Simphiwe Dana: ‘If shops are open and seen as an essential service, street vendors must be regarded as the same’

Several celebs have weighed in on the ongoing debate about street vendors not being allowed to operate during the 21-day national lockdown while retailers have been classified as essential services.

The singer shared her views on Twitter in conversations about which businesses fall under essential services. She also gave an example of how India was successfully tackling how street vendors sold their goods to citizens.

“I agree that if shops are open and seen as an essential service, street vendors must be regarded as the same. Beyond that, we all need to be more responsible with our utterances during this very difficult time. I like how India is tackling the issue of street vendors.”

The singer shared snaps showing how street vendors in India were selling their goods during that country’s lockdown during the coronavirus pandemic.

“I would just advocate for free masks to be distributed. But this is India.”

Not knowing how long the lockdown in South Africa would be enforced, Simphiwe urged the government to set up a plan with banks for citizens, expressing her fear that hard times were coming, and not many will be able to afford anything.

“I urge our government to speak to banks and other financial institutions and service providers to put a freeze on all bills. We will have a hard enough time affording food very soon. Other countries have. Frankly, we don’t know how long the lockdown will have to last.”

Replying to a follower who detailed issues negotiating her payment holiday with a bank, the singer said: “I highly doubt you’ll get any joy. The directive has to come from government because capitalism has no heart. My bond is with them too.”

While many sided with Simphiwe’s views, one follower felt it was not the time to argue about what can and cannot work during a pandemic.

The singer replied: “We definitely need to work with the government to make sure the poor and vulnerable are protected. And the government needs to listen. But this is definitely not the time for squabbles but for solutions and unity.”

Music producer and DJ Prince Kaybee, Ntsiki Mazwai and Somizi also weighed in on the topic.

Taking to Twitter, Kaybee advised that people who could afford to buy everything the vendor was selling should donate money to street vendors instead of buying all their stock.

“The whole thing of buying all stock from street vendors doesn’t make sense to me.
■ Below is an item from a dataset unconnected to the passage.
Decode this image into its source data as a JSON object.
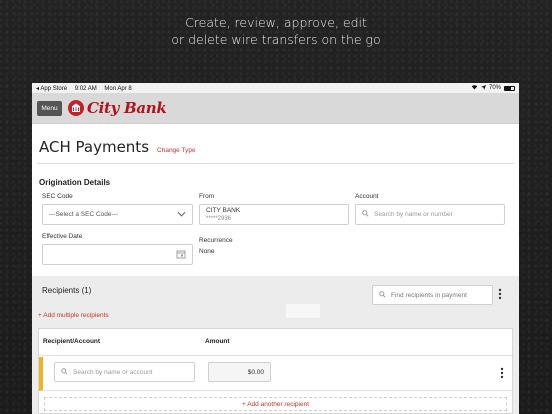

Why not just give them the money and let them keep that stock as groceries for themselves for the rest of the lockdown so that when they get back, they have the capital to buy more stock.

“Because you are going to buy all stock you will use to a certain degree, the rest will go off. If you can afford to buy everything they sell then you can definitely afford to donate that amount and not take anything.”

Ntsiki wrote a scathing letter to President Cyril Ramaphosa, claiming that big businesses will thrive during the lockdown while small businesses and the poor will be left hungry.

Somizi shared a video in which he urged people who were stocking up to get their fresh fruit and veg from street vendors before the lockdown commenced.